Princet also spoke to Picasso about the work of polymath Poincaré. Picasso realized that this approach to 4D geometry captured how he wanted to depict two points of view simultaneously & art historians can trace the influence of this geometry in his earliest Cubist paintings. So I have made a Cubist style portrait of mathematician, physicist, engineer and philosopher of science Henri Poincaré (1854-1912).
Pointcaré was called "The Last Universalist" since he excelled in such a wide range of math including pure & applied math, mathematical physics & celestial mechanics. He was 1st to discover a deterministic system which exhibits chaos in the 3-body problem (how a system of 3 masses behave under gravity). The 3 circular shapes in the background allude to the 3-body problem & the spiral is a hint at the chaos in the trajectories.

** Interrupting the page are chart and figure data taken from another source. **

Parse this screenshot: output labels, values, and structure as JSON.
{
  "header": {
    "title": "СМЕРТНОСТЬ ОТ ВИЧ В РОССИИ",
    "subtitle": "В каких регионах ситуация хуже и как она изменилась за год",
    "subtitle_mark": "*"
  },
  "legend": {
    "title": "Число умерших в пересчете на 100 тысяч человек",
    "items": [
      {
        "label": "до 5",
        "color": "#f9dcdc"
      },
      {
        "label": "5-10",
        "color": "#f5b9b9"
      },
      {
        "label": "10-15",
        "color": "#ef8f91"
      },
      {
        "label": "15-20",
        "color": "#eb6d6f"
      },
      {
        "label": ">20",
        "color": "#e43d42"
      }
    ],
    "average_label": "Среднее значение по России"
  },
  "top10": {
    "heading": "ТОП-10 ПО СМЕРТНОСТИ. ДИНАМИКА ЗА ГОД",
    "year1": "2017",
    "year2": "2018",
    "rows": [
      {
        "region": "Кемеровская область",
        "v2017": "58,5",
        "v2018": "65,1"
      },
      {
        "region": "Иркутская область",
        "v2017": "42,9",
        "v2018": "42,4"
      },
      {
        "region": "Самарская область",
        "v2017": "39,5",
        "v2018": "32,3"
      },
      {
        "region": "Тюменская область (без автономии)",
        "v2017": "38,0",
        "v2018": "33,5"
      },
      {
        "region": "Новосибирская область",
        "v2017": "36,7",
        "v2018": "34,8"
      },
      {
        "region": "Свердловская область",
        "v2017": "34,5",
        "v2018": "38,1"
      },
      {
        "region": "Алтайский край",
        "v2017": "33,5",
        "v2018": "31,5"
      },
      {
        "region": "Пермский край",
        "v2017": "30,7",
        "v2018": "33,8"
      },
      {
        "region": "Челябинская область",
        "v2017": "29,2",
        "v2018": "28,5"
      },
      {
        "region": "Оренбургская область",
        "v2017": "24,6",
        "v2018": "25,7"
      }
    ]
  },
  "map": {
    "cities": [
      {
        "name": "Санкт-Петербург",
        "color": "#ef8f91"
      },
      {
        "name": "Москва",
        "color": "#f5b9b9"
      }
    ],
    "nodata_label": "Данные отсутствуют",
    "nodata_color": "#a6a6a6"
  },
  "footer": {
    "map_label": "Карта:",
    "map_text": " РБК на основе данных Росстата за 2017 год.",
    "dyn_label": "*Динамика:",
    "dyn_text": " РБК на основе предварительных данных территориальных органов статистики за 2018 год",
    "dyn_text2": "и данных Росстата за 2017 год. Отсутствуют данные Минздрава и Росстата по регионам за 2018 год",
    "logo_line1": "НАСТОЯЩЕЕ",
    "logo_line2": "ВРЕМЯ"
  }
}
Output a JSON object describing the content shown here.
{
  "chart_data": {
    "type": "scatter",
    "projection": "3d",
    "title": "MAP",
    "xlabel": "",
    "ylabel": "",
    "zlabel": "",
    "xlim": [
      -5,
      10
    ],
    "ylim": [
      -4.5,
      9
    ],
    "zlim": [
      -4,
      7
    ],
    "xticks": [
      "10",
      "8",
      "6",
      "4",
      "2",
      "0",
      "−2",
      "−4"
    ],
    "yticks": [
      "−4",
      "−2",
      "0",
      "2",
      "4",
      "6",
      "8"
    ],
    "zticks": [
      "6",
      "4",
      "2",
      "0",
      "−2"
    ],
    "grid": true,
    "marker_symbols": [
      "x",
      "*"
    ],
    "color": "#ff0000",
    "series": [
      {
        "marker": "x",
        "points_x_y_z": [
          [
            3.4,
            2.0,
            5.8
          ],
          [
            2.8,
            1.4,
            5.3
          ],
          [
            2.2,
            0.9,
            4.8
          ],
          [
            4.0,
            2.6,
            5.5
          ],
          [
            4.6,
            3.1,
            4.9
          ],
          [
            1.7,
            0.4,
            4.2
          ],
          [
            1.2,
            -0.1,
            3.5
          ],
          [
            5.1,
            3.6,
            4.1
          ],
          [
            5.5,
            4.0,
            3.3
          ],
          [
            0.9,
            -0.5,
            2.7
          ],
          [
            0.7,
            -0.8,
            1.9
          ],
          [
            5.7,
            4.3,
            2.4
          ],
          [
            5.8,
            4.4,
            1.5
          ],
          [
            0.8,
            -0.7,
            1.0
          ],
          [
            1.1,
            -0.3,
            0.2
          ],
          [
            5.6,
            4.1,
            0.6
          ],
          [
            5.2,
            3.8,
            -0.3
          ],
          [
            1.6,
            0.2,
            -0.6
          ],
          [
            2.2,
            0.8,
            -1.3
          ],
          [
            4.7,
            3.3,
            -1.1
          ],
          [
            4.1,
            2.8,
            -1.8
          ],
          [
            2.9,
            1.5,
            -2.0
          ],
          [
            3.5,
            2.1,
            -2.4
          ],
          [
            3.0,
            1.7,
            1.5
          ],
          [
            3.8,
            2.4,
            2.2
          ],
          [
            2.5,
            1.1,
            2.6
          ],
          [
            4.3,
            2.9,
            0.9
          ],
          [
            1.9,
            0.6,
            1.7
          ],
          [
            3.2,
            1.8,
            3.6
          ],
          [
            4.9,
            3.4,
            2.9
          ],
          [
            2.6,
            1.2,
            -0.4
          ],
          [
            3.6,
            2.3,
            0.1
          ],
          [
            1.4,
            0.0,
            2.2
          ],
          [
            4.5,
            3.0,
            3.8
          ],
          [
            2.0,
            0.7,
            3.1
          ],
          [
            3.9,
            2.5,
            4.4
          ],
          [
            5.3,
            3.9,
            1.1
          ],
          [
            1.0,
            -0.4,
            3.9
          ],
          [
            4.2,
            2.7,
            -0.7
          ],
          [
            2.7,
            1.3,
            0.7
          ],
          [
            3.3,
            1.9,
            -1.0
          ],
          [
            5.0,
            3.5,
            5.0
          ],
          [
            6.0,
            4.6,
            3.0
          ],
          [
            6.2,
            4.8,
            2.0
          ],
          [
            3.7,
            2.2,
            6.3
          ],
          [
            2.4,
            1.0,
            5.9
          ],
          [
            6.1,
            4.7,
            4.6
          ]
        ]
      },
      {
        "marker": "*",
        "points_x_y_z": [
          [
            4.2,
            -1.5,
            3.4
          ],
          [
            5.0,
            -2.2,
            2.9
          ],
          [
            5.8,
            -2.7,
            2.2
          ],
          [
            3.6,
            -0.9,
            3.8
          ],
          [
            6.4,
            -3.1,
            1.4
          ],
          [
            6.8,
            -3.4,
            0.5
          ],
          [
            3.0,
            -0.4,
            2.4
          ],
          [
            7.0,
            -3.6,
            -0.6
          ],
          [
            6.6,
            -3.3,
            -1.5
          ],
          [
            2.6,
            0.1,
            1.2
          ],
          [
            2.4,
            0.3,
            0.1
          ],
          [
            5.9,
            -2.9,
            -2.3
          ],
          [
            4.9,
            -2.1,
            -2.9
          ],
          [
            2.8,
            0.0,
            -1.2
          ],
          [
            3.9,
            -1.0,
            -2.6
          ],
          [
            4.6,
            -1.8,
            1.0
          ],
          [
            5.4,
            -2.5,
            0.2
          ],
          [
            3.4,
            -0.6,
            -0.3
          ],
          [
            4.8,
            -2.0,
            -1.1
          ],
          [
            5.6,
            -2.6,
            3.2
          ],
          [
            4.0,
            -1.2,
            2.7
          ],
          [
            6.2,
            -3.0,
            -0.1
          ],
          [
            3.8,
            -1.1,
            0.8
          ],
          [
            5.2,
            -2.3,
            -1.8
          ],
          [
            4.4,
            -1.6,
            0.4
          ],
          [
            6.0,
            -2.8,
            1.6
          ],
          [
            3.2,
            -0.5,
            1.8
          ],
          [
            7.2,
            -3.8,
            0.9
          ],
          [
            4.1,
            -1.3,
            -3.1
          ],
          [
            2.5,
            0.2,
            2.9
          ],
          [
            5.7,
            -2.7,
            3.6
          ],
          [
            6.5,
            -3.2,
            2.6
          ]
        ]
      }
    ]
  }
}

He is considered a founder of the study of topology, wrote the Lorentz transformations for special relativity in their modern form, discovered the Lorentz transformations for velocity & the invariance of Maxwell's equations & proposed gravitational waves.
Poincaré himself worked quite intuitively & wrote, "It is only through science and art that civilization is of value."